The Mewlips were a strange and secretive race, known only from a reference in a poem of the Hobbits of the Shire. Their identity is mysterious and indeed they may not exist at all; or they may represent a distant folk-memory of the Hobbits. They were said to be dangerous creatures, dwelling in the dark and feasting on unwary travellers who sought them out.
The Mewlips's dwelling place was said to be a dark valley far over the Merlock Mountains, through 'spider-shadows' and a forbidding wood, and beyond the marsh of Tode. They live and hide in damp, moonless and sunless cellars, where they sit and count their gold.
Behind the Scenes Edit
Though these geographical names are not otherwise known, they fit well with the long journey from the Shire across the Misty Mountains and through Mirkwood (which had marshland on its eastern fringes). If that assumption is accurate, the Mewlips' valley would have been in the east, probably somewhere in the region between the River Running and Redwater. Though in many instances it is said they live in an area with "cellars", the only known place in that location with a description like that is Dol Guldur.

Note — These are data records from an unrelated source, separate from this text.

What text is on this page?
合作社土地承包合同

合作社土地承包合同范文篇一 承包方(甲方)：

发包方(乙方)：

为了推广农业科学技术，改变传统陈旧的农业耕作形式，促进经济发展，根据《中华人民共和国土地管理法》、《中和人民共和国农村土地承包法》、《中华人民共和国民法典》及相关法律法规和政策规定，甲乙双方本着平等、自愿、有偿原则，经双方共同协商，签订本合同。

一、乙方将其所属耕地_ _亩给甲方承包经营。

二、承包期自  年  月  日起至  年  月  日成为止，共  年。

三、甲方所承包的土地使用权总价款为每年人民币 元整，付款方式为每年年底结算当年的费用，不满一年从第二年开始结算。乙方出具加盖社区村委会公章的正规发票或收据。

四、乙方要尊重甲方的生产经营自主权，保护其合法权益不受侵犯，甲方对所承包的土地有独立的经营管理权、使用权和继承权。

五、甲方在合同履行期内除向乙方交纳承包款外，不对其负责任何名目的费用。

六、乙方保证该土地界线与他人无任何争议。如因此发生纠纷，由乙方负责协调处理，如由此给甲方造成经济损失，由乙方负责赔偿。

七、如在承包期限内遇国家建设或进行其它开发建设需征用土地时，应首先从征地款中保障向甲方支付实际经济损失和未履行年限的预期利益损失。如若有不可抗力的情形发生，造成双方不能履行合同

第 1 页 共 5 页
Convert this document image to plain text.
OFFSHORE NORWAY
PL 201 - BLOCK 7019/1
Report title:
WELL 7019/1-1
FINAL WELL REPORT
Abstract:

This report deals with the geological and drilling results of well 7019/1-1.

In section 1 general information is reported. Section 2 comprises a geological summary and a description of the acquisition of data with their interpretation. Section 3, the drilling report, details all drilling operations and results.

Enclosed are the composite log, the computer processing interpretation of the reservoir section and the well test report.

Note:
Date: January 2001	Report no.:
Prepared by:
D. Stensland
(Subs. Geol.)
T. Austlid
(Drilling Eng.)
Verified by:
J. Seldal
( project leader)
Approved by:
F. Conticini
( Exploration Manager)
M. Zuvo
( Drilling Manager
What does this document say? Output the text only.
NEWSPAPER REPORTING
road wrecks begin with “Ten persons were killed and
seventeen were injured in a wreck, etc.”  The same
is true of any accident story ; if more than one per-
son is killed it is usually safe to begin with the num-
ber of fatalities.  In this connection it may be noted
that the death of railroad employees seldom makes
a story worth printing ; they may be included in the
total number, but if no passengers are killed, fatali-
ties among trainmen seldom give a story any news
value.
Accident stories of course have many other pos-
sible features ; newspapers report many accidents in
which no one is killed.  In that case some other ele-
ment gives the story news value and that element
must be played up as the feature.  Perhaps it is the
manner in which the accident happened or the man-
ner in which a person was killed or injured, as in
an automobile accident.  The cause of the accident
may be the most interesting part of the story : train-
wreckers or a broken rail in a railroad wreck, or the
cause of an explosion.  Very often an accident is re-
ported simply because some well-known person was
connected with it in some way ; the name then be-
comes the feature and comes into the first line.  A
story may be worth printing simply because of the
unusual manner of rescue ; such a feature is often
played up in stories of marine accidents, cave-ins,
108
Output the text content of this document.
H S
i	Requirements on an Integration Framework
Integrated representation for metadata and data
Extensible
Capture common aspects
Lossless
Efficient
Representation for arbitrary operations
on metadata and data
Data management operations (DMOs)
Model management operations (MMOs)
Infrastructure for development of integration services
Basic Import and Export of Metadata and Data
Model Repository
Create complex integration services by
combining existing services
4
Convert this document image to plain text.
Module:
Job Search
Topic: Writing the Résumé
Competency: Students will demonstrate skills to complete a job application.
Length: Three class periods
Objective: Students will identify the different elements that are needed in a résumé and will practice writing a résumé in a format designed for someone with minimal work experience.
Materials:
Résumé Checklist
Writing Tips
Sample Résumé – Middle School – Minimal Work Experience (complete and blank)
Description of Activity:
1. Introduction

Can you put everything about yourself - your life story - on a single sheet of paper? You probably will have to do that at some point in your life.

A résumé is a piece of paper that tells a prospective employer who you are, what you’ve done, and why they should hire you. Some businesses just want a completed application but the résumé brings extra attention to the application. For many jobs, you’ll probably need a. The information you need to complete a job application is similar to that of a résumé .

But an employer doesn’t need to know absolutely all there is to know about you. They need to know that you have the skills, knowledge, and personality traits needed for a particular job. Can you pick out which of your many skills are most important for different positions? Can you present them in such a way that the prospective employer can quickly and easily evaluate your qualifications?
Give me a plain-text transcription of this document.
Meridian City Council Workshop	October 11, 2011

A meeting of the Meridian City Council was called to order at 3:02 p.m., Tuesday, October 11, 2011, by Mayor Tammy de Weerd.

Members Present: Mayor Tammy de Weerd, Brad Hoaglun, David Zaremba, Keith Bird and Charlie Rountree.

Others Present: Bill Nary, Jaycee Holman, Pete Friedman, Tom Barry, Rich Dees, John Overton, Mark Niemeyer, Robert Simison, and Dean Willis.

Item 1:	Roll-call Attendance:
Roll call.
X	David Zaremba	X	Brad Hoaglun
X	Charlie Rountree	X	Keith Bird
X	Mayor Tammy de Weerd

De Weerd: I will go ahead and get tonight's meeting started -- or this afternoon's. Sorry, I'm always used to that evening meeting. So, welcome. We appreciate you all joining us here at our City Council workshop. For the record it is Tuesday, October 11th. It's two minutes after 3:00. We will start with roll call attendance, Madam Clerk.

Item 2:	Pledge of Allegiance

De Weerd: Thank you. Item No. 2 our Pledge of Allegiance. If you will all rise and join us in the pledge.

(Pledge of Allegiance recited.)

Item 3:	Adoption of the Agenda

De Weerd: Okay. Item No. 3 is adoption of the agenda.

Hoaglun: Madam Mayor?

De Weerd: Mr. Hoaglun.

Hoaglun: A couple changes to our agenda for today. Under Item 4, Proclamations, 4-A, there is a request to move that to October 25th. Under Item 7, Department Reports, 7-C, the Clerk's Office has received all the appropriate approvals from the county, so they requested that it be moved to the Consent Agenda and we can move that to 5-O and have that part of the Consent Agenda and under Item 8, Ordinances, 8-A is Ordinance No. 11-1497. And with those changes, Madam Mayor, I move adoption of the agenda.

John Rateliff suggests in the The History of The Hobbit that this poem may be related to the Long Marshes and that Dwarves and Hobbit may have ended up running into unpleasantness there and visiting the Mewlips, and further disaster there. Many a rider and wanderer were lost if they had tried to find their way across the the marshes. The rather ominous line about rafts, men (i.e., raft-elves), and beasts disappearing in the Long Marshes suggests that Tolkien had some adventure in mind for what unpleasantness would have befallen the hobbit and his companions had they found their way into the marshes...We do, however, have a description of sinister cannibalistic monsters lurking in a swamp in another of Tolkien's works: his poem ‘The Mewlips’ (ATB poem #9).1 Given the degree to which Tolkien borrowed freely from his earlier works when writing The Hobbit – what I have elsewhere called his knack for autoplagiarism – it would be entirely in keeping for him to have done the same here, but in the event the story took a different direction and Bilbo luckily avoided having to slog through the marshes entirely."